Today I noticed some bugs in my RF's substrate so I pulled him out and inspected him. There were these tiny little bugs crawling all over his plastron. Immediately I washed them off, but I noted that they did NOT seem to be on his skin at all, only his plastron as if he had sat down on top of them and fell asleep. I inspected him closely and there were no bugs on his head, limbs, or soft tissue like his neck. He's behaving normally, very active, bright-eyed, ferocious appetite. That all seems good so far.

He had been sleeping right next to his log shelter, so I pulled that out and checked it. It was swarming with these little bugs. I didn't even try to rescue that thing, I tossed it. These little bugs were scattered here and there in his substrate (cypress mulch) as well, and his enclosure was due for intensive cleaning so I threw it all out. I didn't notice them at all yesterday and I checked his plastron for shell rot then, too. It's like these bugs exploded in numbers overnight.

The problem is, I can't find ANY definition of common enclosure pests that match these guys. I see a lot of people mentioning little white bugs which seem to be harmless, but these guys are mostly brown or even black. I have found some white ones, but they aren't exactly "white", more of a grey-ish color. I also can't tell if they can fly or if they're just so small and lightweight that they float away when I lean in or exhale while trying to look at them up close. They seem to have an oval shape but they are so small that I can't know for sure. They're wandering up and down the sides of the enclosure now with no hiding place to retreat to. I kill them on sight. I hate them.
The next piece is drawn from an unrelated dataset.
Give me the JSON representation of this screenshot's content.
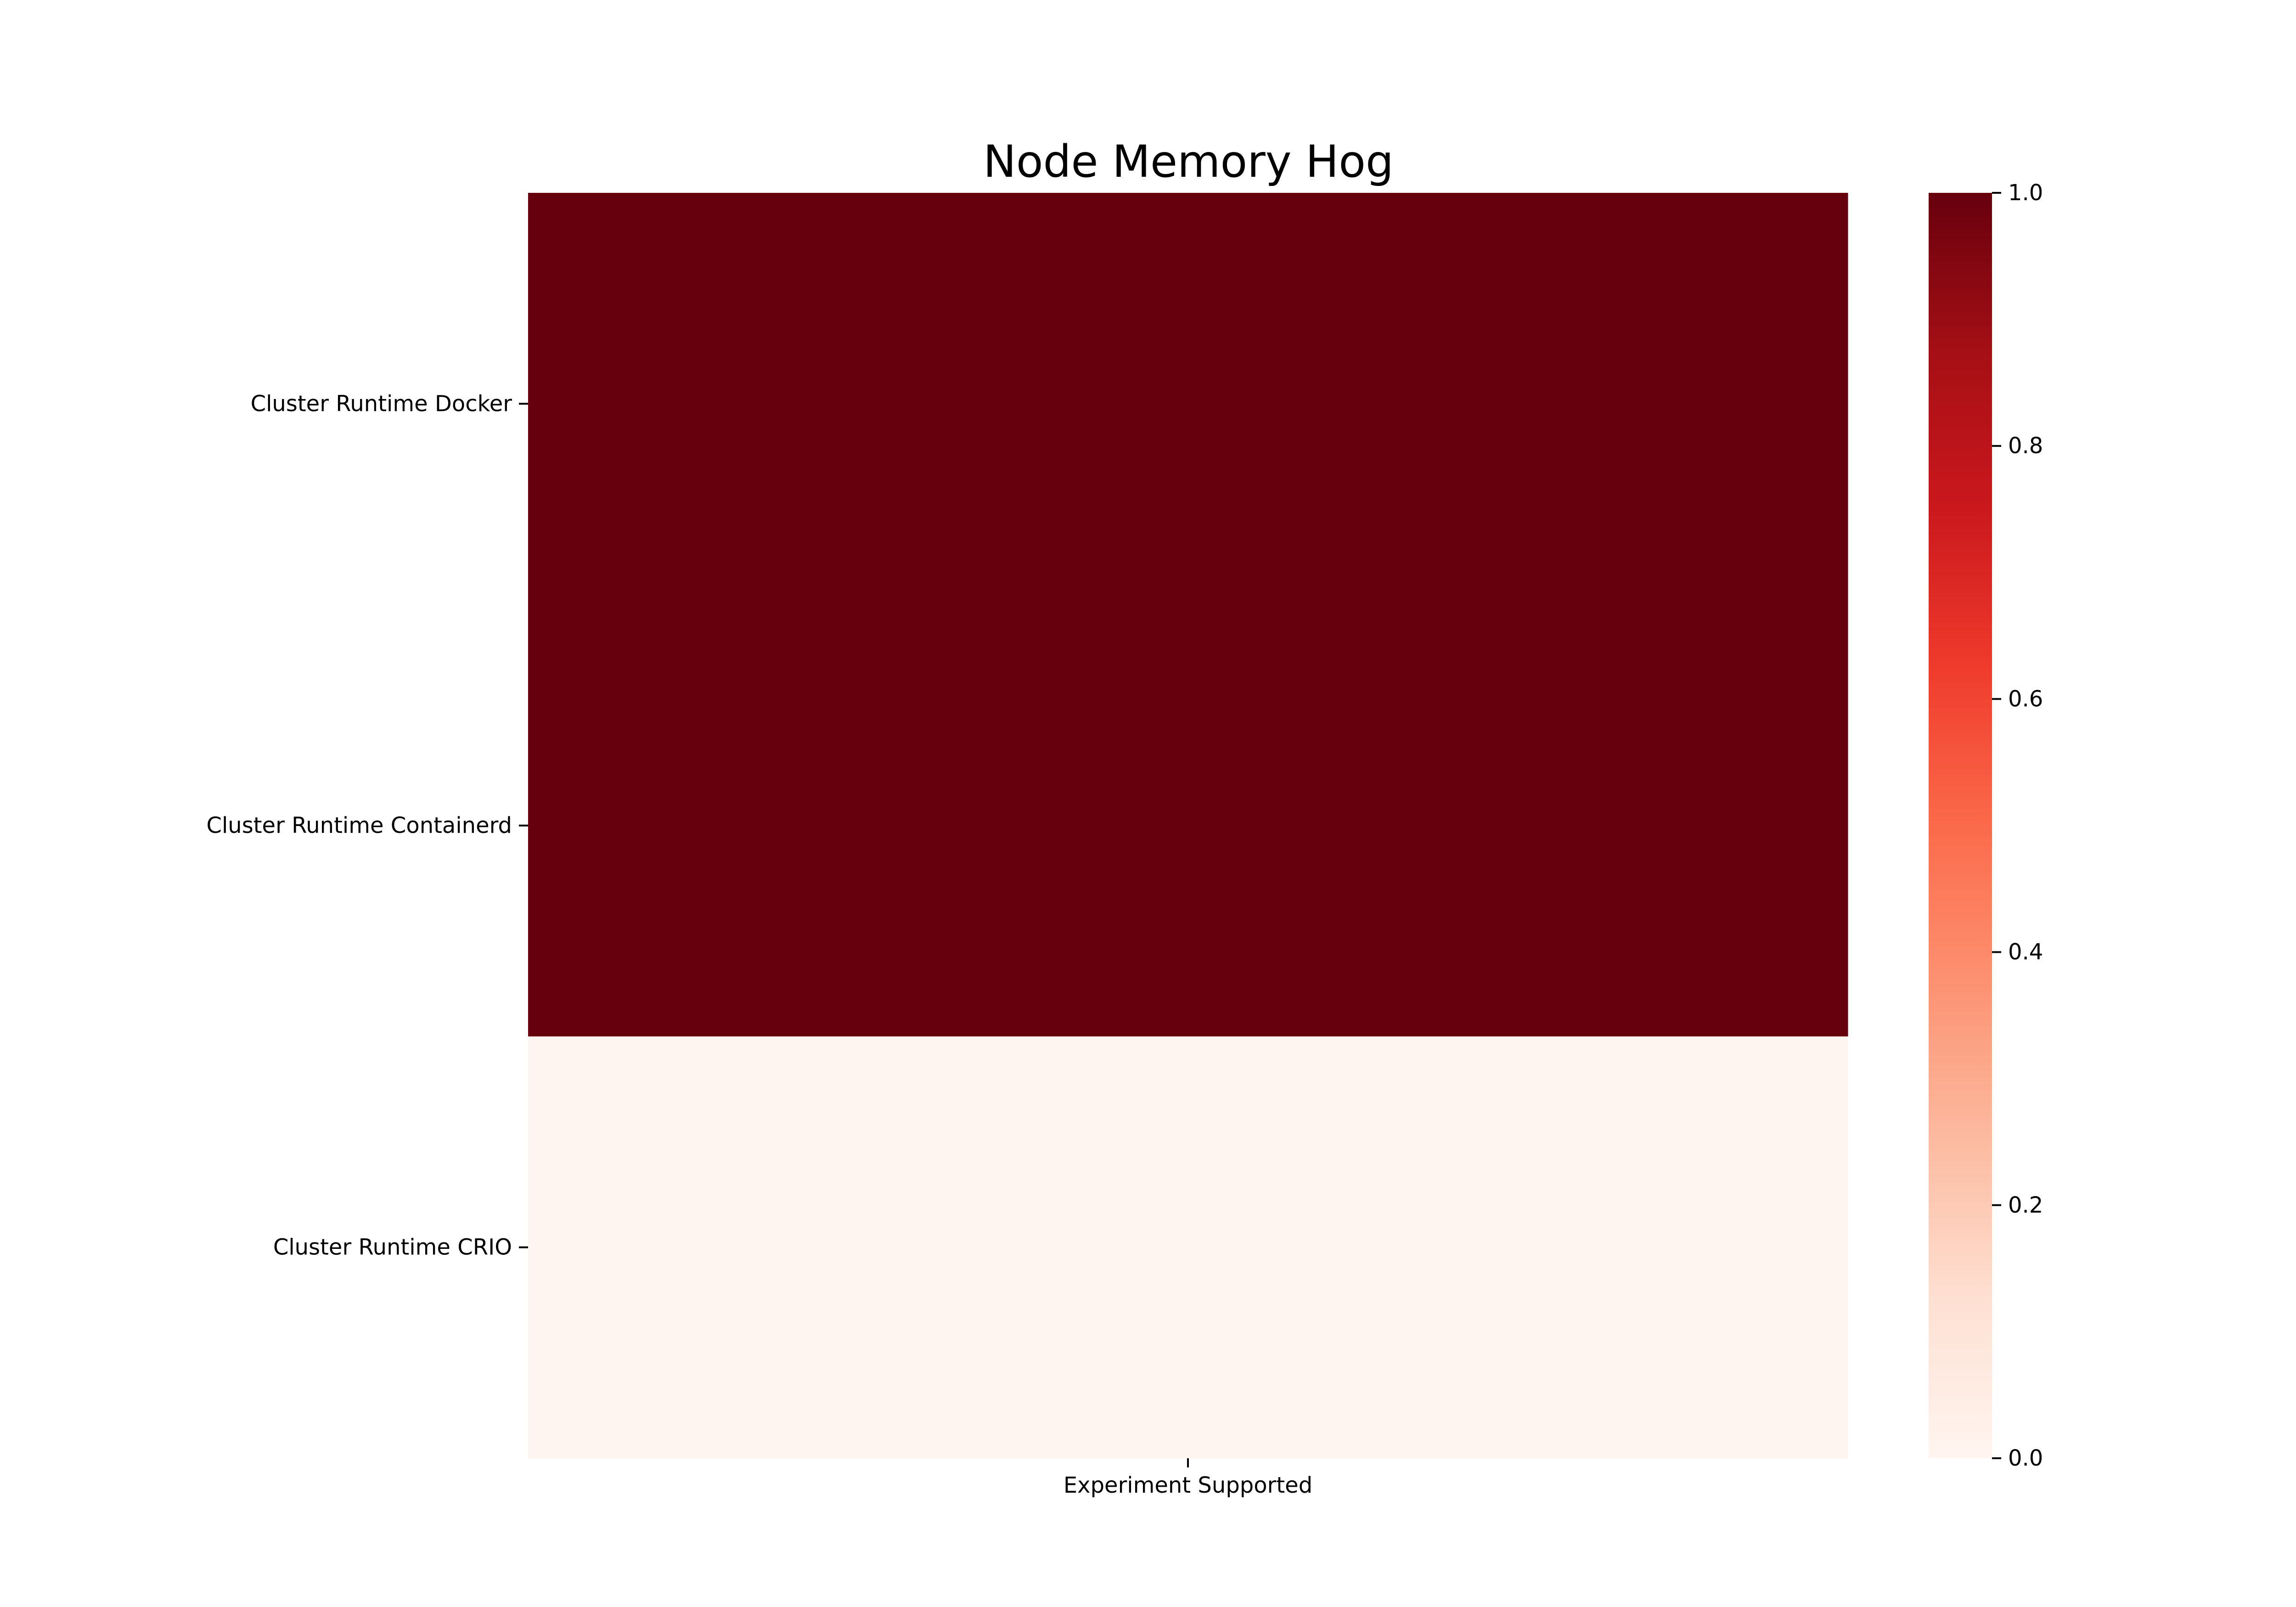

Could these things hurt my RF? Regardless, I want them all gone and I want them to suffer like they made me suffer. I've been feeling itchy all over since seeing them.


----------



## ZEROPILOT (Jul 12, 2015)

Gnats or springtails are the most common. Most will not harm your tortoise.
Most can be kept away by cleaning/ changing your substrate and by getting rid of uneaten food and poo quickly.


----------



## jockma (Jul 12, 2015)

Could they reinfect the new, clean substrate? Or will they stay away as long as the substrate is clean? I never feed him in his enclosure and I give him a quick rinse before putting him back in to get rid of food particles that could cause this kind of thing. I clean his poop practically the second it leaves his body. The only thing I can think of is that the substrate, while not very old, was very moist because I left the mist humidifier on overnight on accident. Would they be less likely to come back if I keep the substrate drier?


----------



## Tom (Jul 12, 2015)

There are several species of these "substrate flies". They are harmless detrivores and they come from the surrounding environment, not your substrate. Your tortoises living quarters provide and ideal spot for them to live and thrive. The only way to get rid of them is to boil, bake or replace your substrate every two weeks or so. They tend to balance themselves out, so I just ignore them.


----------



## jockma (Jul 12, 2015)

I have to admit this is sort of devastating news because I'm utterly repulsed by these things. Cypress is practically unobtainable in SoCal so I have to switch to something else anyways, is there ANY sort of substrate that would be the least welcoming to them? I can handle having some numbers of them but seeing them swarming all over the log shelter and my RF like that...

I've scrubbed the bare enclosure clean so there's only a few of these crawling here and there, but it's only a matter of time until they repopulate I guess.


----------